What is the Intel equivalent to your FX CPU. Tell me that and I will give you the answer your looking for hmmmm.
U cant always tell if its actually a bottleneck, for example gpu load in the witcher 3 on 1080p with a gtx 1080 ti its between 40 and 50% load while on 4k its 80 to 95% load all the time with a 5930k.
Just try the lowest possible resolution. If going from say 1080p to 720p, resolution is strictly GPU limited, and the performance gain is small, that's a typical sign of CPU bottlenecking.
Why would you force a CPU bottleneck by using a resolution you don't actually play at, in order to check what the bottleneck is in the resolutions you actually play at?
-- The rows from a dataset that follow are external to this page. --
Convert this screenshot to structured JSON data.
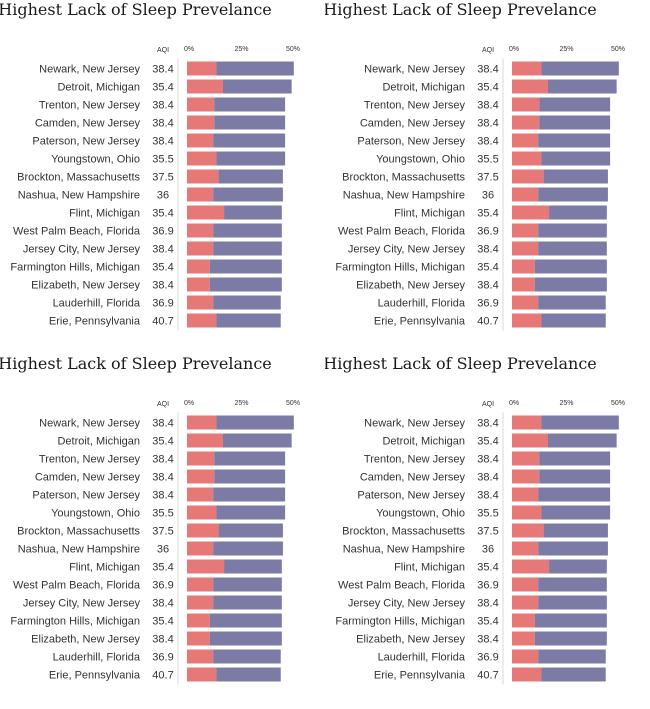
{
  "chart_data": [
    {
      "type": "bar",
      "title": "Highest Lack of Sleep Prevelance",
      "aqi_header": "AQI",
      "ticks": [
        "0%",
        "25%",
        "50%"
      ],
      "xlim": [
        0,
        50
      ],
      "categories": [
        "Newark, New Jersey",
        "Detroit, Michigan",
        "Trenton, New Jersey",
        "Camden, New Jersey",
        "Paterson, New Jersey",
        "Youngstown, Ohio",
        "Brockton, Massachusetts",
        "Nashua, New Hampshire",
        "Flint, Michigan",
        "West Palm Beach, Florida",
        "Jersey City, New Jersey",
        "Farmington Hills, Michigan",
        "Elizabeth, New Jersey",
        "Lauderhill, Florida",
        "Erie, Pennsylvania"
      ],
      "aqi": [
        "38.4",
        "35.4",
        "38.4",
        "38.4",
        "38.4",
        "35.5",
        "37.5",
        "36",
        "35.4",
        "36.9",
        "38.4",
        "35.4",
        "38.4",
        "36.9",
        "40.7"
      ],
      "series": [
        {
          "values": [
            13.5,
            16.5,
            12.5,
            12.5,
            12,
            13.5,
            14.5,
            12,
            17,
            12,
            12,
            10.5,
            10.5,
            12,
            13.5
          ]
        },
        {
          "values": [
            35.5,
            31.5,
            32.5,
            32.5,
            33,
            31.5,
            29.5,
            32,
            26.5,
            31.5,
            31.5,
            33,
            33,
            31,
            29.5
          ]
        }
      ],
      "colors": [
        "#e67878",
        "#7b7ba6"
      ],
      "stacked": true,
      "grid": false
    },
    {
      "type": "bar",
      "title": "Highest Lack of Sleep Prevelance",
      "aqi_header": "AQI",
      "ticks": [
        "0%",
        "25%",
        "50%"
      ],
      "xlim": [
        0,
        50
      ],
      "categories": [
        "Newark, New Jersey",
        "Detroit, Michigan",
        "Trenton, New Jersey",
        "Camden, New Jersey",
        "Paterson, New Jersey",
        "Youngstown, Ohio",
        "Brockton, Massachusetts",
        "Nashua, New Hampshire",
        "Flint, Michigan",
        "West Palm Beach, Florida",
        "Jersey City, New Jersey",
        "Farmington Hills, Michigan",
        "Elizabeth, New Jersey",
        "Lauderhill, Florida",
        "Erie, Pennsylvania"
      ],
      "aqi": [
        "38.4",
        "35.4",
        "38.4",
        "38.4",
        "38.4",
        "35.5",
        "37.5",
        "36",
        "35.4",
        "36.9",
        "38.4",
        "35.4",
        "38.4",
        "36.9",
        "40.7"
      ],
      "series": [
        {
          "values": [
            13.5,
            16.5,
            12.5,
            12.5,
            12,
            13.5,
            14.5,
            12,
            17,
            12,
            12,
            10.5,
            10.5,
            12,
            13.5
          ]
        },
        {
          "values": [
            35.5,
            31.5,
            32.5,
            32.5,
            33,
            31.5,
            29.5,
            32,
            26.5,
            31.5,
            31.5,
            33,
            33,
            31,
            29.5
          ]
        }
      ],
      "colors": [
        "#e67878",
        "#7b7ba6"
      ],
      "stacked": true,
      "grid": false
    },
    {
      "type": "bar",
      "title": "Highest Lack of Sleep Prevelance",
      "aqi_header": "AQI",
      "ticks": [
        "0%",
        "25%",
        "50%"
      ],
      "xlim": [
        0,
        50
      ],
      "categories": [
        "Newark, New Jersey",
        "Detroit, Michigan",
        "Trenton, New Jersey",
        "Camden, New Jersey",
        "Paterson, New Jersey",
        "Youngstown, Ohio",
        "Brockton, Massachusetts",
        "Nashua, New Hampshire",
        "Flint, Michigan",
        "West Palm Beach, Florida",
        "Jersey City, New Jersey",
        "Farmington Hills, Michigan",
        "Elizabeth, New Jersey",
        "Lauderhill, Florida",
        "Erie, Pennsylvania"
      ],
      "aqi": [
        "38.4",
        "35.4",
        "38.4",
        "38.4",
        "38.4",
        "35.5",
        "37.5",
        "36",
        "35.4",
        "36.9",
        "38.4",
        "35.4",
        "38.4",
        "36.9",
        "40.7"
      ],
      "series": [
        {
          "values": [
            13.5,
            16.5,
            12.5,
            12.5,
            12,
            13.5,
            14.5,
            12,
            17,
            12,
            12,
            10.5,
            10.5,
            12,
            13.5
          ]
        },
        {
          "values": [
            35.5,
            31.5,
            32.5,
            32.5,
            33,
            31.5,
            29.5,
            32,
            26.5,
            31.5,
            31.5,
            33,
            33,
            31,
            29.5
          ]
        }
      ],
      "colors": [
        "#e67878",
        "#7b7ba6"
      ],
      "stacked": true,
      "grid": false
    },
    {
      "type": "bar",
      "title": "Highest Lack of Sleep Prevelance",
      "aqi_header": "AQI",
      "ticks": [
        "0%",
        "25%",
        "50%"
      ],
      "xlim": [
        0,
        50
      ],
      "categories": [
        "Newark, New Jersey",
        "Detroit, Michigan",
        "Trenton, New Jersey",
        "Camden, New Jersey",
        "Paterson, New Jersey",
        "Youngstown, Ohio",
        "Brockton, Massachusetts",
        "Nashua, New Hampshire",
        "Flint, Michigan",
        "West Palm Beach, Florida",
        "Jersey City, New Jersey",
        "Farmington Hills, Michigan",
        "Elizabeth, New Jersey",
        "Lauderhill, Florida",
        "Erie, Pennsylvania"
      ],
      "aqi": [
        "38.4",
        "35.4",
        "38.4",
        "38.4",
        "38.4",
        "35.5",
        "37.5",
        "36",
        "35.4",
        "36.9",
        "38.4",
        "35.4",
        "38.4",
        "36.9",
        "40.7"
      ],
      "series": [
        {
          "values": [
            13.5,
            16.5,
            12.5,
            12.5,
            12,
            13.5,
            14.5,
            12,
            17,
            12,
            12,
            10.5,
            10.5,
            12,
            13.5
          ]
        },
        {
          "values": [
            35.5,
            31.5,
            32.5,
            32.5,
            33,
            31.5,
            29.5,
            32,
            26.5,
            31.5,
            31.5,
            33,
            33,
            31,
            29.5
          ]
        }
      ],
      "colors": [
        "#e67878",
        "#7b7ba6"
      ],
      "stacked": true,
      "grid": false
    }
  ]
}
What Yxskaft says. Basically to identify the issue, if your CPU is holding you back then at low 1280x720 to say 1920x1080 resolution you'd see roughly the same FPS. It's simple, the CPU cannot present its data to the GPU any faster and is holding back the any extra potential the GPU has left. If you look at the above example, this is the classic textbook example of what we refer to as a CPU bottleneck, visualized in a chart. The Core i7 5960X and 4790X both run into the fact that they are CPU limited, up-to even 2560x1440 (a Titan Xp is used here though!) You need to realize though, a CPU bottleneck can change per game, but also image quality settings (lower means faster FPS means you'll run into CPU limitations quicker). Of course super high-end GPU ware far more susceptible to a CPU bottleneck than your GTX 1060. Also, a CPU bottleneck does not have to be a bad thing. Any CPU present a bottleneck at a certain point. If you play a high refresh rate game and you are pushing 120 fps, as shown above, is being CPU limited really a bad thing? At one point in FPS, of a GPU can keep up a CPU will always the CPU bound. So the questions here is, what's enough to get you what you need? As to your other question, any Ryzen will be faster than FX8300. Games depend more on per core performance as opposed to more core performance (albeit the dynamic is slowly changing). Ryzen is per core nearly double as fast as the FX8300 per core. Tweak that Ryzen proc a bit and there's your winner, by a good margin as well. In the end, a CPU bottleneck matters only once you feel the CPU is actually holding you back in framerates and you visually notice it.